Ontario plans FOI overhaul and tighter cyber rules

Ontario has proposed changes to its access-to-information and privacy framework, including new cybersecurity rules for public bodies and revised Freedom of Information processes.

The province says the reforms will strengthen protections for personal and sensitive information, including children's data, and update prior processes, which were created before email, mobile devices, and cloud services became widespread across the public sector. 

The package would also remove cabinet ministers and their offices from the scope of FOI requests.

The measures fall into two areas: updates to Freedom of Information rules and timelines under the Freedom of Information and Protection of Privacy Act, and mandatory cybersecurity and incident-reporting requirements for parts of the broader public sector.

Ontario says its current access and privacy framework dates to 1988 and has not been significantly updated since then. It argues that the system predates tools that now shape government work, including digital communications and cloud-based systems, and that the gap increases privacy and operational risks.

Stephen Crawford, Minister of Public and Business Service Delivery and Procurement, described the changes as a long-overdue update to government technology and governance practices.

"After nearly 40 years, we are modernizing Ontario's privacy protections and bringing the province's technology practices into the 21st century," said Crawford.

FOI Changes

A central proposed change would exclude records of the premier, cabinet ministers, parliamentary assistants, and their offices from FOI requests under FIPPA. Ontario says it lacks explicit protections for such records and that the move would align the province more closely with other Canadian jurisdictions.
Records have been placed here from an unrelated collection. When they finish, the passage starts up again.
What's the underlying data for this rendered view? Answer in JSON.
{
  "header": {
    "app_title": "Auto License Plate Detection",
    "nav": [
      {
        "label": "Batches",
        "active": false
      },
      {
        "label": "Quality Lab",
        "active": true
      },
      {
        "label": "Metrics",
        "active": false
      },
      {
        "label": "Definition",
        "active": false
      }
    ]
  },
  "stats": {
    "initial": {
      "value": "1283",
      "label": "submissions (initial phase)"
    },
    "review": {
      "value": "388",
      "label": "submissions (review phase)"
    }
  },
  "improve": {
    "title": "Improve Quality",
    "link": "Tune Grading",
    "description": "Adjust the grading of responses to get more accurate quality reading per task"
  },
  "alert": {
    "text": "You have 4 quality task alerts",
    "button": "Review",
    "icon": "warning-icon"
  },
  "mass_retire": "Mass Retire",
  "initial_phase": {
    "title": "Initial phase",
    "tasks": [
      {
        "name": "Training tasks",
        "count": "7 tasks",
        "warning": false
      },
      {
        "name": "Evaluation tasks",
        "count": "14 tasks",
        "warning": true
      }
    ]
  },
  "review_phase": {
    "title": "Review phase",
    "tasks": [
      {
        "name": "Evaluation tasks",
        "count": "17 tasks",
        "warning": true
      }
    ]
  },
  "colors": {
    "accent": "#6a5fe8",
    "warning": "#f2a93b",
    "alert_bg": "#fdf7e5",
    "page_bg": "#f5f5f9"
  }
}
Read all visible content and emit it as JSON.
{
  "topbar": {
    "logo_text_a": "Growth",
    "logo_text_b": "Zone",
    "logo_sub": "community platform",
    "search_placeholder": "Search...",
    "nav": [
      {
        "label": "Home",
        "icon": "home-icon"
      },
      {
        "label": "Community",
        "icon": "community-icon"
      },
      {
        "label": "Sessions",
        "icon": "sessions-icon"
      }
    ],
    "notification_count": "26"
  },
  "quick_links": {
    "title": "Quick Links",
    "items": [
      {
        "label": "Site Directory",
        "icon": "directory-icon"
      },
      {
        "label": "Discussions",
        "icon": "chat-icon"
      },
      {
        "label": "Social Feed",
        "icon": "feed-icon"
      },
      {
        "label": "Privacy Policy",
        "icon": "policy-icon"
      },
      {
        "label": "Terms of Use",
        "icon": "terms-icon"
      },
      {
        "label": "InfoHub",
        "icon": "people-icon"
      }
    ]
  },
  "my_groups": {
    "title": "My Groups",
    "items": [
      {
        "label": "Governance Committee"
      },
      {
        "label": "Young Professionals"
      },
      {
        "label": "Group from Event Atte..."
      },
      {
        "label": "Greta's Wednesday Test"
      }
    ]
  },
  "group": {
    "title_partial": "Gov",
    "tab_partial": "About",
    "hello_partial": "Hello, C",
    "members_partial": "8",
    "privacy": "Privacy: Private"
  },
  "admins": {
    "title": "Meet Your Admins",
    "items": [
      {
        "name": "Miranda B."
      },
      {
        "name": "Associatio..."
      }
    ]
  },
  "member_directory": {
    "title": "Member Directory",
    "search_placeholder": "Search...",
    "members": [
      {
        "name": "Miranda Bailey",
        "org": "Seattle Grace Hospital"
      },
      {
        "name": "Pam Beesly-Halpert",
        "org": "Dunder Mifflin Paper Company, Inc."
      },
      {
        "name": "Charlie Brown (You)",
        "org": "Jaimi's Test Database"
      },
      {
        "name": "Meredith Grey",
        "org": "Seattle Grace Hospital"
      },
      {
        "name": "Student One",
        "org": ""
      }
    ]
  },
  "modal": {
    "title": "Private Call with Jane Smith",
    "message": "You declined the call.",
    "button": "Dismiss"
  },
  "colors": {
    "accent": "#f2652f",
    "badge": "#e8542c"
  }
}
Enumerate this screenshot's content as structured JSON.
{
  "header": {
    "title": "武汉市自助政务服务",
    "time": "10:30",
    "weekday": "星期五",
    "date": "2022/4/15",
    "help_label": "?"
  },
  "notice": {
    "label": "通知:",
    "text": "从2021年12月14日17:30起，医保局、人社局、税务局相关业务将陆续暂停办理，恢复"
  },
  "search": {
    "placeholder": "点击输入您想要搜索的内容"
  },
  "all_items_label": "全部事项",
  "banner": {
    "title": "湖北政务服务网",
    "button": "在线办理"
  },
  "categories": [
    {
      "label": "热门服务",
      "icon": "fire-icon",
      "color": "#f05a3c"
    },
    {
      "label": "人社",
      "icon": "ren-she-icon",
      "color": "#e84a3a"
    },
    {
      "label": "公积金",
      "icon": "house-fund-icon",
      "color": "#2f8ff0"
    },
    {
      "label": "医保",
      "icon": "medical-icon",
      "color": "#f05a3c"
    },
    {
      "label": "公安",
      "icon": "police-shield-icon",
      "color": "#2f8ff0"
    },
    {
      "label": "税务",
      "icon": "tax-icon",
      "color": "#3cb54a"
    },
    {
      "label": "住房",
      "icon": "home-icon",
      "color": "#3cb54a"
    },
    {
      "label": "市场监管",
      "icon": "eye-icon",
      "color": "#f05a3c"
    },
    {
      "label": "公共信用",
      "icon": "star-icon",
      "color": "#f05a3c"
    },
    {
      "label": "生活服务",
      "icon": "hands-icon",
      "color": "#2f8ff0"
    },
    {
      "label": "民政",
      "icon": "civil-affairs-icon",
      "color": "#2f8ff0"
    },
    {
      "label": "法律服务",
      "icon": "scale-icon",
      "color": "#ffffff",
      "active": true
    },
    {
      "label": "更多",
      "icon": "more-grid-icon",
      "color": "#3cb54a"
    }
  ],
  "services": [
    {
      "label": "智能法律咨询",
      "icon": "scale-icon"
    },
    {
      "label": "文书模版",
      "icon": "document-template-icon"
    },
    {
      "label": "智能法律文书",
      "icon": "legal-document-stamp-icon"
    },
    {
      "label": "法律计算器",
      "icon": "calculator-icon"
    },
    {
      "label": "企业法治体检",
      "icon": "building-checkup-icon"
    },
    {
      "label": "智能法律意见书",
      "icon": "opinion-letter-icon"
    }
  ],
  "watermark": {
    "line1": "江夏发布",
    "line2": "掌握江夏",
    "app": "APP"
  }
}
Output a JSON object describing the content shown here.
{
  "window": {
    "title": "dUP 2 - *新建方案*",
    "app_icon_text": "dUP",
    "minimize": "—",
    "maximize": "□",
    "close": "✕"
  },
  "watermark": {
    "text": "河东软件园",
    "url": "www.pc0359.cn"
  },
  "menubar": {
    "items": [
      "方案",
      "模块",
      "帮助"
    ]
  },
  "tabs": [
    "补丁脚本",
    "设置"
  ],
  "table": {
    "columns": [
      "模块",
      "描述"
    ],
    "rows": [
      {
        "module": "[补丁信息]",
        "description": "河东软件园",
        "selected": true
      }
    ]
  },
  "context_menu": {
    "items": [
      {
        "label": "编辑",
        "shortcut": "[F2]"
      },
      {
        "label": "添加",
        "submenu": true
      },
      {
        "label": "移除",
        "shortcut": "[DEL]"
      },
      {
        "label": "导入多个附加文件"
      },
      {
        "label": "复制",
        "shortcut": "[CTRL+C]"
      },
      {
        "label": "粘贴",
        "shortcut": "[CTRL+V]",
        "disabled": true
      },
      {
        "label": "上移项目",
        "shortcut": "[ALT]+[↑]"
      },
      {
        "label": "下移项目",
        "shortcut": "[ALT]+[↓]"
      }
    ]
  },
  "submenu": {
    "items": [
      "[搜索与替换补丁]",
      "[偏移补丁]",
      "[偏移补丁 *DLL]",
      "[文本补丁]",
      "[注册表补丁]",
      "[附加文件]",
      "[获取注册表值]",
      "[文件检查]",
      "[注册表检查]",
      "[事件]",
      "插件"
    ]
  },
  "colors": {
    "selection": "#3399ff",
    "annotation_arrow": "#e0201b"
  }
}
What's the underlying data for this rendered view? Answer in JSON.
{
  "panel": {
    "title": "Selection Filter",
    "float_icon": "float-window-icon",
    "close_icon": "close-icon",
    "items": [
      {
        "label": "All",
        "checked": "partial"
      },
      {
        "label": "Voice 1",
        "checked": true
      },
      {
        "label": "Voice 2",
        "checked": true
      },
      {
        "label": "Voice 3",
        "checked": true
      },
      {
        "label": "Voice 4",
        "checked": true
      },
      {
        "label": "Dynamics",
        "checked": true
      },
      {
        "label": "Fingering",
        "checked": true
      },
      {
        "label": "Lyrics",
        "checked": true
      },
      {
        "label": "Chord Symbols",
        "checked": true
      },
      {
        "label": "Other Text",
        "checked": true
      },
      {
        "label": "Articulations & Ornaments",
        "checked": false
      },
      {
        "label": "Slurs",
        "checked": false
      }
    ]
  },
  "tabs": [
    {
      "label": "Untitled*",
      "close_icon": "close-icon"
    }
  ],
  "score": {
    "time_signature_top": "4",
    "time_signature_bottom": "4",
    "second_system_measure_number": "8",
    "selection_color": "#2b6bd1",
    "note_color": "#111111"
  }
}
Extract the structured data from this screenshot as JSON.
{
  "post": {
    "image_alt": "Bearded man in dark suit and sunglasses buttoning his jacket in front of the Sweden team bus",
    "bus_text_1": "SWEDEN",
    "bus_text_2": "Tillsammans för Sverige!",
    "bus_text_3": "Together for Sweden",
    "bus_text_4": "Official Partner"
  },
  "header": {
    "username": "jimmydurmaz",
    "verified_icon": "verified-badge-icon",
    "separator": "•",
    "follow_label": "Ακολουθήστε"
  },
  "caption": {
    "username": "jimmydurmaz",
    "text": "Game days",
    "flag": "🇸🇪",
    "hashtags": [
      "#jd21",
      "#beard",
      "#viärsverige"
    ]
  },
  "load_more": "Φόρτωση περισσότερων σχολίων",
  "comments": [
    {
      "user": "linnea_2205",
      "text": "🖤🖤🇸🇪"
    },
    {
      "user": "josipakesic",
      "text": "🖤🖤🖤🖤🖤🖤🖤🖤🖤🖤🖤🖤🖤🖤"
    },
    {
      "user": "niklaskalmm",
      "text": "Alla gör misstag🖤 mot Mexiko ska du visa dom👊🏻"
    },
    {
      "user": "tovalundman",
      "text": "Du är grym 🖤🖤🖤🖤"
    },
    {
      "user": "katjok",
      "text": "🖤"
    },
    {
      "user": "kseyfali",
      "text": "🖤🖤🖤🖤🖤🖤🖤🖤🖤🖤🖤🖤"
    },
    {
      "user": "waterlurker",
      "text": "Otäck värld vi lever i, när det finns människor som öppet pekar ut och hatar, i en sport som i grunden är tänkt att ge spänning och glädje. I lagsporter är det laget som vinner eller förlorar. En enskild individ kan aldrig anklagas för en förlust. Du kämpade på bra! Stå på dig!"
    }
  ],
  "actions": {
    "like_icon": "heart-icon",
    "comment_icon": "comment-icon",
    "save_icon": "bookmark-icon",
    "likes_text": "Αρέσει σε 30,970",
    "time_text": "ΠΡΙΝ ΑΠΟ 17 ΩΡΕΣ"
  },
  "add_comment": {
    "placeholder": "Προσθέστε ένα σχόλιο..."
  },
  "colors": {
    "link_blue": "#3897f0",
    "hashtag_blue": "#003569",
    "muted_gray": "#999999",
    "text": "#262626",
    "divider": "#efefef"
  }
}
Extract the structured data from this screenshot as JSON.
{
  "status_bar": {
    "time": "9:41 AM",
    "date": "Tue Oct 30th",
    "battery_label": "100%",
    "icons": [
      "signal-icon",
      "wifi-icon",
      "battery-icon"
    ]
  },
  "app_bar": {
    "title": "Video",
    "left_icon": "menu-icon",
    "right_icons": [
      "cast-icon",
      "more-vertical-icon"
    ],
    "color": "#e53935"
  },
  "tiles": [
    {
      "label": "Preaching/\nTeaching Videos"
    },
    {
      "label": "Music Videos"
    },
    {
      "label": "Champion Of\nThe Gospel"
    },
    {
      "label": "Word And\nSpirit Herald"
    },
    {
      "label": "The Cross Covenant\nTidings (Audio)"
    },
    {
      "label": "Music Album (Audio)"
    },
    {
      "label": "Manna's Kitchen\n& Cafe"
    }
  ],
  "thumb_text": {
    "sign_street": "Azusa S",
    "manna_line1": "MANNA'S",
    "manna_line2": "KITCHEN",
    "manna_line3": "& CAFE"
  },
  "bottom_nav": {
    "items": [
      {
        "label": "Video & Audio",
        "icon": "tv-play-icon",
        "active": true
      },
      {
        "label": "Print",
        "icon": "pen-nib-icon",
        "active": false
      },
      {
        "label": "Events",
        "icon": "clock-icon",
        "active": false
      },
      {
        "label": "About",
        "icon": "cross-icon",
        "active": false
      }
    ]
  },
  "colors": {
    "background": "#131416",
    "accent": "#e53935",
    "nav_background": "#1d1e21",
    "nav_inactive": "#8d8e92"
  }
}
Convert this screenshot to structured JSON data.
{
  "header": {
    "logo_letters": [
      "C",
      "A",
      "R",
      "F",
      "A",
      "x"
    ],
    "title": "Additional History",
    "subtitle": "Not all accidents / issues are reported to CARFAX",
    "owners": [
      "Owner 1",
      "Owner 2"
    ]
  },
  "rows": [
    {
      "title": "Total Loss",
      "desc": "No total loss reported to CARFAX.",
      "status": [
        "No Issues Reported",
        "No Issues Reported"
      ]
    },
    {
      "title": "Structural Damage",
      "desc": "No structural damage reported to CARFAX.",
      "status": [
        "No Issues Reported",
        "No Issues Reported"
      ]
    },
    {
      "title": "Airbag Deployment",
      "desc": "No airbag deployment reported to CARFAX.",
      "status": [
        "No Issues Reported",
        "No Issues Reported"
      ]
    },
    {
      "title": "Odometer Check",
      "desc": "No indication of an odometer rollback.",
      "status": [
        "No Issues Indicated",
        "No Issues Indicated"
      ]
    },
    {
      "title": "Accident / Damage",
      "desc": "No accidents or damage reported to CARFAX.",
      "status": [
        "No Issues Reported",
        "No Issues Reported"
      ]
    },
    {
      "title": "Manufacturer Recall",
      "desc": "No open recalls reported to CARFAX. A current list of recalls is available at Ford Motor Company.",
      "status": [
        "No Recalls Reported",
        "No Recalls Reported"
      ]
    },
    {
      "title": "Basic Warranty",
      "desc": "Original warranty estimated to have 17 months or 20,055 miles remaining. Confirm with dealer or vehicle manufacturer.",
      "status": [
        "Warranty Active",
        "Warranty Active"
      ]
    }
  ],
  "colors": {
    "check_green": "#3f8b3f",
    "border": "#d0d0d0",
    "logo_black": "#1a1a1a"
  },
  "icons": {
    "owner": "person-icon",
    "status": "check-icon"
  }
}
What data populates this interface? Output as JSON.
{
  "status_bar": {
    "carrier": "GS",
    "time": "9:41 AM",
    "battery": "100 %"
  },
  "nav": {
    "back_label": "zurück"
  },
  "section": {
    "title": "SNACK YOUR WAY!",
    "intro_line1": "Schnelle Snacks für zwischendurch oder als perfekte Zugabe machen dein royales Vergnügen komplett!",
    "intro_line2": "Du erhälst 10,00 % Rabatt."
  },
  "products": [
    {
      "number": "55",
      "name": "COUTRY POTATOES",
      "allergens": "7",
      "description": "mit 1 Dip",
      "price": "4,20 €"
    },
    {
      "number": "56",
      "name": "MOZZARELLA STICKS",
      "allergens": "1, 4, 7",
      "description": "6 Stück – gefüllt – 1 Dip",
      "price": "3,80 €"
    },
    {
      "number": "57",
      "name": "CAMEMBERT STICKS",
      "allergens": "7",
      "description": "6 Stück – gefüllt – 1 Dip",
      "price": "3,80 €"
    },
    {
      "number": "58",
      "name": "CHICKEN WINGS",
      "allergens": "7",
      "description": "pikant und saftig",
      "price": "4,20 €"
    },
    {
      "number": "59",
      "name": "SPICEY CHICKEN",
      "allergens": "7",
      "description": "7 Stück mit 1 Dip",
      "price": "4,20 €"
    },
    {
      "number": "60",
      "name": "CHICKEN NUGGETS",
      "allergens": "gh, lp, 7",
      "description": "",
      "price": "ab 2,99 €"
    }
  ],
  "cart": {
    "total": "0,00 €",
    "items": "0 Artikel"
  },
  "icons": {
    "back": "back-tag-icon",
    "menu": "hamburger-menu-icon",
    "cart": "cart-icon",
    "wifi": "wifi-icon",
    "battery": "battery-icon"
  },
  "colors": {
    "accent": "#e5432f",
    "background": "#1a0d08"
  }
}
FOI obligations would still apply to government decision-making records held by the public service, including records documenting direction from ministers and their offices to the public service.

Other changes focus on request processing. Institutions would be required by law to provide reasonable, timely assistance when a request lacks sufficient detail or requires clarification. Ontario also plans to legislate the staged release of large requests, allowing partial disclosure while processing continues for the remainder.

The province also plans to revise FOI timelines and terminology. Proposed changes include extending the response period to 45 business days and adding flexibility for large or complex requests.

Cyber Rules

Alongside FOI reform, Ontario is proposing enhanced cybersecurity rules for what it describes as vital public services. Certain practices would become mandatory for hospitals, school boards, children's aid societies, and post-secondary institutions.

For schools, the package would add a notification requirement: school boards would need to inform parents or guardians when students'personal information is disclosed to third-party software.

Under the proposal, broader public sector organisations would also complete cyber maturity assessments every two years, report critical incidents, and designate a single point of contact for cybersecurity incidents.

Ontario says incident reporting and a designated contact would improve its ability to monitor and respond to cyber-attacks across the sector. The maturity assessments would create a recurring cycle of self-evaluation for organisations that handle sensitive data and deliver public services.

Workforce Accounts

The changes also address how employee account information is handled when staff change roles. Ontario would allow information in employee accounts to transfer between institutions or ministries when a public-sector employee changes positions.

The province says the shift would reduce disruption to staff email accounts when moving within the Ontario Public Service and support faster onboarding for employees switching ministries or roles.